Jules Verne

Ils sont partis depuis plus de deux mois. Où sont-ils allés?… Très certainement, en cet endroit inconnu du globe, où tout doit être disposé pour tenter leur opération.

« Or, quel est cet endroit? On l'ignore, et, par conséquent, il est impossible de se mettre à la poursuite des audacieux « malfaiteurs » (sic), qui prétendent bouleverser le monde sous prétexte d'exploiter à leur profit des houillères nouvelles.

« Évidemment, que ce lieu fût indiqué sur le carnet de J.- T. Maston, à la dernière page qui résumait ses travaux, ce n'est que trop certain. Mais cette dernière page a été déchiré sous la dent du complice d'Impey Barbicane, et ce complice, incarcéré maintenant dans la prison de Baltimore, se refuse absolument à parler.

« Telle est donc la situation. Si le président Barbicane parvient à fabriquer son canon monstre et son projectile, en un mot, si son opération est faite dans les conditions sus- énoncées, il modifiera l'ancien axe, et c'est dans six mois que la Terre sera soumise aux conséquences de cette « impardonnable tentative » (sic).

« En effet, une date a été choisie pour que le tir donne son plein et entier effort, date à laquelle le choc, imprimé à l'ellipsoïde terrestre, produira son maximum d'intensité.

« C'est le 22 septembre, douze heures après le passage du Soleil au méridien du lieu x.

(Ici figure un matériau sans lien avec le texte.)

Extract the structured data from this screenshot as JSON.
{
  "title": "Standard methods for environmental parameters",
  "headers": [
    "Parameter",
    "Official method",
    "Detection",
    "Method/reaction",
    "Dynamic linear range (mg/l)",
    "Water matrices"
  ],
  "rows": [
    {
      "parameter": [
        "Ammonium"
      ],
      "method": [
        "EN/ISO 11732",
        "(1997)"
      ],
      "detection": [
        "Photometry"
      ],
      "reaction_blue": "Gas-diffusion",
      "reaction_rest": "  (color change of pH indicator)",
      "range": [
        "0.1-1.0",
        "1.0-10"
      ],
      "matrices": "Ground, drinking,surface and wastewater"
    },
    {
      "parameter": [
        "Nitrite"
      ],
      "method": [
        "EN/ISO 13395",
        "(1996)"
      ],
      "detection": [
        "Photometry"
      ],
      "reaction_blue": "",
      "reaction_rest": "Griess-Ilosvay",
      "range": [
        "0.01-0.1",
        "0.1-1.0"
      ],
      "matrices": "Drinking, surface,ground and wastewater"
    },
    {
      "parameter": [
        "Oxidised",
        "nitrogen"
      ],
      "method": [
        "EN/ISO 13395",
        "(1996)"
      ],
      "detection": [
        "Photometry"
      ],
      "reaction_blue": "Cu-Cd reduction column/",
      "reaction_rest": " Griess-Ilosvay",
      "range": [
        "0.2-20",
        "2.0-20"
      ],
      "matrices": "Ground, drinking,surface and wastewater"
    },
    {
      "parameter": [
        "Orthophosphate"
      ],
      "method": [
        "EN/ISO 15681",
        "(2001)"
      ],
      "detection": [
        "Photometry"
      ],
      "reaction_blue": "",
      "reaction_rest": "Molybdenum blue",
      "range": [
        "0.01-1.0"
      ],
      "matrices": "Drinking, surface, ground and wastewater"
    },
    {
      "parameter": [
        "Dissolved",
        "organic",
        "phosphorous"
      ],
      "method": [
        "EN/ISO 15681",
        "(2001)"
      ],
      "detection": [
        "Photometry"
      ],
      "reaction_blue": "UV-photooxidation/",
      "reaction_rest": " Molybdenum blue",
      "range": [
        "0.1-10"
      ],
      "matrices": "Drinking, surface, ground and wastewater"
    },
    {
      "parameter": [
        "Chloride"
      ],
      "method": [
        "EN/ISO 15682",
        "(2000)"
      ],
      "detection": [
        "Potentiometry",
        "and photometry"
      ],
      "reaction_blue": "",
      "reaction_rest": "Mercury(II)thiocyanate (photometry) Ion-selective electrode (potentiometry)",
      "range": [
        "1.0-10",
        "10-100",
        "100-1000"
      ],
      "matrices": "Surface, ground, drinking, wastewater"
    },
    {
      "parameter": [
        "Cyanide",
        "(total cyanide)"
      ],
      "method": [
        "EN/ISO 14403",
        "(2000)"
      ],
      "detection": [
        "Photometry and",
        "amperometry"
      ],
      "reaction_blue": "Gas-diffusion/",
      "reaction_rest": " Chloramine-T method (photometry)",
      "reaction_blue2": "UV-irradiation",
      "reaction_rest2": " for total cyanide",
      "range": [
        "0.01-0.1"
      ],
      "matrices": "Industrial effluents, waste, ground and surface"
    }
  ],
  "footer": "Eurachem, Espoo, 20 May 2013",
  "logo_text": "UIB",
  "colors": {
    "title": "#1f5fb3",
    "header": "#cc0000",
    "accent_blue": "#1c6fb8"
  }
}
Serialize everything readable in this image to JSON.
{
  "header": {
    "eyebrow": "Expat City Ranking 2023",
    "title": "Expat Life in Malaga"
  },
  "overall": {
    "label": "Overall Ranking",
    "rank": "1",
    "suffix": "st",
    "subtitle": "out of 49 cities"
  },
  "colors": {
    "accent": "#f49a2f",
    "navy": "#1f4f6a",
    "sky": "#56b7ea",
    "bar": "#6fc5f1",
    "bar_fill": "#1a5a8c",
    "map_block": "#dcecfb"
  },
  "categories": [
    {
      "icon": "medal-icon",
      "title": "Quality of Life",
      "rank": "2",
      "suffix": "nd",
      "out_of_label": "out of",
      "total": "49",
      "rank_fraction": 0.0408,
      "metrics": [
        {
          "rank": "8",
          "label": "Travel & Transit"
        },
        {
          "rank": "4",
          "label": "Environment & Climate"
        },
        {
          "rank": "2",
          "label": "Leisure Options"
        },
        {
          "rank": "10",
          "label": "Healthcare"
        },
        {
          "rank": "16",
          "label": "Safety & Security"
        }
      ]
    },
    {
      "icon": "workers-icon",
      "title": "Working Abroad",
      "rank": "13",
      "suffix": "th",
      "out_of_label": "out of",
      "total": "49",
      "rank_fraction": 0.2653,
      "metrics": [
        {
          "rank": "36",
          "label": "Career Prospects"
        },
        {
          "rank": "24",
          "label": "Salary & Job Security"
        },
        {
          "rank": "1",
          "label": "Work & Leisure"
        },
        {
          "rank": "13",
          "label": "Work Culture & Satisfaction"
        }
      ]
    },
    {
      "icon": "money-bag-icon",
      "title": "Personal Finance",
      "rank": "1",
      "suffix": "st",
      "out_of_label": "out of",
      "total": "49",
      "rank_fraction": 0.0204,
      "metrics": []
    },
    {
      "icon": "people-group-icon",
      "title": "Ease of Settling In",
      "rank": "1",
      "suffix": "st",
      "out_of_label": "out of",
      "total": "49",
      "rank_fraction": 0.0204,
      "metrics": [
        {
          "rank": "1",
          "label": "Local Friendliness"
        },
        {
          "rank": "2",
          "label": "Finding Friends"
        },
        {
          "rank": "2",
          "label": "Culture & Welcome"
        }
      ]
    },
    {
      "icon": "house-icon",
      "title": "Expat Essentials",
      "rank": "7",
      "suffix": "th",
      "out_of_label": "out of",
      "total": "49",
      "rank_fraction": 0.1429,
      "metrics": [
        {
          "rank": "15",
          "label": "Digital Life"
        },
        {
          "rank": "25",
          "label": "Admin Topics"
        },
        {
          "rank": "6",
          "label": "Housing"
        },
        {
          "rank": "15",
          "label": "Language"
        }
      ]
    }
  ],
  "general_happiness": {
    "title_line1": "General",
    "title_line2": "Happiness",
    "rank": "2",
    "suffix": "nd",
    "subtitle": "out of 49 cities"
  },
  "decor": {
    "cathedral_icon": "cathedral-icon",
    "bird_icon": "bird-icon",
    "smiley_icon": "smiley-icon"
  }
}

« Ces circonstances étant connues : 1° que le tir s'opérera avec un canon un million de fois gros comme le canon de vingt-sept; 2° que ce canon sera chargé d'un projectile de cent quatre-vingt mille tonnes; 3° que ce projectile sera animé d'une vitesse initiale de deux mille huit cents kilomètres; 4° que le coup sera tiré le 22 septembre, douze heures après le passage du Soleil au méridien du lieu; ­ peut- on déduire de ces circonstances quel est le lieu x où se fera l'opération?

« Évidemment non! ont répondu les commissaires- enquêteurs.

« Effectivement, rien ne peut permettre de calculer quel sera le point x, puisque, dans le travail de J. T. Maston, rien n'indique en quel endroit du globe passera le nouvel axe, en d'autres termes, en quel endroit seront situés les nouveaux Pôles de la Terre. À 23°28' de l'ancien, soit! Mais sur quel méridien, c'est ce qu'il est absolument impossible d'établir.

« Donc, impossible de reconnaître quels seront les territoires abaissés ou surélevés, par suite de la dénivellation des océans, quels seront les continents transformés en mers et les mers transformés en continents.

« Et cependant, cette dénivellation sera très considérable, à s'en rapporter aux calculs de J.-T. Maston. Après le choc, la surface de la mer prendra la forme d'un ellipsoïde de révolution autour du nouvel axe polaire, et le niveau de la couche liquide changera sur presque tous les points du globe.

« En effet, l'intersection du niveau de la mer ancien et du niveau de la mer nouveau ­ deux surfaces de révolution égales dont les axes se rencontrent ­ se composera de deux courbes planes, dont les deux plans passeront par une perpendiculaire au plan des deux axes polaires, et respectivement par les deux bissectrices de l'angle des deux axes polaires. (_Texte même relevé sur le carnet du calculateur_.)

« Il suit de là que les maxima de dénivellation peuvent atteindre une surélévation ou un abaissement de 8415 mètres par rapport au niveau ancien, et qu'en certains points du globe, divers territoires seront abaissés ou surélevés de cette quantité par rapport au nouveau. Cette quantité diminuera graduellement jusqu'aux lignes de démarcation partageant le globe en quatre segments, sur la limite desquels la dénivellation deviendra nulle.

« Il est même à remarquer que l'ancien Pôle sera lui- même immergé sous plus de 3000 mètres d'eau, puisqu'il se trouve à une moindre distance du centre de la Terre par suite de l'aplatissement du sphéroïde. Donc, le domaine acquis par la _North Polar Practical Association_ devrait être noyé et par conséquent inexploitable. Mais le cas a été prévu par Barbicane and Co. et des considérations géographiques, déduites des dernières découvertes, permettent de conclure à l'existence, au Pôle arctique, d'un plateau dont l'altitude est supérieure à 3000 mètres.